When I designed the gate system with human approval, it wasn't because it's "best practice" — it's because I've seen automated deployments destroy production environments. When I required the triple scan (EASM, source code, container images), it wasn't out of excessive caution — it's because I've audited companies with critical unpatched CVEs in their Docker images for months without knowing it. When I built the watchdog with retry counters and Telegram escalation, it's because an AI agent in an infinite loop can burn an API budget in hours — and nobody talks about that in demos.
The difference between a project "powered by AI" and an engineering company that uses AI is exactly that: the depth of expertise that defines the system's constraints.
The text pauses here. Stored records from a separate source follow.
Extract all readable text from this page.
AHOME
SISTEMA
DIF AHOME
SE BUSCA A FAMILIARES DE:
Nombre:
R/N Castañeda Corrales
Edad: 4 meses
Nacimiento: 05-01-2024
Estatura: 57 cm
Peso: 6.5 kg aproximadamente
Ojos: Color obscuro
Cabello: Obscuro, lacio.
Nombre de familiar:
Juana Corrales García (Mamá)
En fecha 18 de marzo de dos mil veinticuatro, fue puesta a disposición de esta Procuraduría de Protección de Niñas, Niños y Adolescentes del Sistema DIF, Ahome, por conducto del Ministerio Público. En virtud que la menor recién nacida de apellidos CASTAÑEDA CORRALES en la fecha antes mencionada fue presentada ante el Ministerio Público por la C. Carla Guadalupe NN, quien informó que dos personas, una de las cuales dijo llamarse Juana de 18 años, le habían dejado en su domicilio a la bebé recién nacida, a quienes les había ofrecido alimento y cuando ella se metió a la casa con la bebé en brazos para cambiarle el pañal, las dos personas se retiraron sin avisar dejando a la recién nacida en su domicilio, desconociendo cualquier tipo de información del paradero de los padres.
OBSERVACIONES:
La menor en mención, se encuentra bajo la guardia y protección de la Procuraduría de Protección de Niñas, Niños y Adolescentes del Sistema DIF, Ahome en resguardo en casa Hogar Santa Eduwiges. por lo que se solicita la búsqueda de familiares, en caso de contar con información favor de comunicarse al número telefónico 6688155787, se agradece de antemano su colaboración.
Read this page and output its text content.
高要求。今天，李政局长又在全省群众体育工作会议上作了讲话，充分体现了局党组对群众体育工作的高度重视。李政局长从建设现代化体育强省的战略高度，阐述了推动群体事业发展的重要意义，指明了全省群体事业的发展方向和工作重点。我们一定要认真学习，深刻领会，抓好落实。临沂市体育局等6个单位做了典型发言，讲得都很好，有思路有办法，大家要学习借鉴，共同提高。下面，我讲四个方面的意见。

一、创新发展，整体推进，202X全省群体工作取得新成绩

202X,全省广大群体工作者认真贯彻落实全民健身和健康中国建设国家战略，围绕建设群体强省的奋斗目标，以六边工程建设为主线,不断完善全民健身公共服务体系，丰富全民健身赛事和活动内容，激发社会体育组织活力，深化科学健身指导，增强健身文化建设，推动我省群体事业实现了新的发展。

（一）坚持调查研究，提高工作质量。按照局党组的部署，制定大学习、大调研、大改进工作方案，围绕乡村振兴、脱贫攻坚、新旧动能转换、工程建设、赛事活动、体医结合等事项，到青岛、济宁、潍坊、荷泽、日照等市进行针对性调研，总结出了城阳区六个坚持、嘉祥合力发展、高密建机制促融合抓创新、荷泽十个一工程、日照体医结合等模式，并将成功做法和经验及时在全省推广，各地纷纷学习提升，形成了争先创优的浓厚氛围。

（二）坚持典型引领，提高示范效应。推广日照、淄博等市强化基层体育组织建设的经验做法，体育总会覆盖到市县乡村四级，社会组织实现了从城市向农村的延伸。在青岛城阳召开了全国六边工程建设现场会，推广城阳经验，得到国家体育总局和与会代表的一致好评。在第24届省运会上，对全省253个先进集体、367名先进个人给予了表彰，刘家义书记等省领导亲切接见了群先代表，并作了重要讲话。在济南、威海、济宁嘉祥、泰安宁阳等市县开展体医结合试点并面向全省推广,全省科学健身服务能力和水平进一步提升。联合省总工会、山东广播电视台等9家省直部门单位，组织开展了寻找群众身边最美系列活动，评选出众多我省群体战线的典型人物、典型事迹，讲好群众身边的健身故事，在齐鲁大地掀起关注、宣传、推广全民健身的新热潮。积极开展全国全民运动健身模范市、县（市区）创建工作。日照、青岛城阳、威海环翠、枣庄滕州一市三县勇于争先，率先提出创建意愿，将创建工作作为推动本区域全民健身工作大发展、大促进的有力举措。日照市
A junior developer with ChatGPT can produce a prototype in a weekend. A cybersecurity professional with a computer science master's degree, 25 years of infrastructure and development experience, will produce a production-ready commercial solution — with the governance, security, and observability systems that make it deployable, auditable, and investable. Not a prototype. Not an MVP. A complete product, with an evolution roadmap, paying beta customers, and infrastructure that holds under load.
That is SecuAAS's real barrier to entry. Not AI — everyone has access to that. The competence to govern it.
Olivier Lange is the founder of SecuAAS, a Quebec-based sovereign cybersecurity company. 25 years of experience in IT and cybersecurity. Master's degree in Computer Science.
SecuAAS develops Scanyze (EASM), ConformVault (secure file transfer), and a complete suite of cybersecurity tools for SMBs — all hosted 100% in Canada.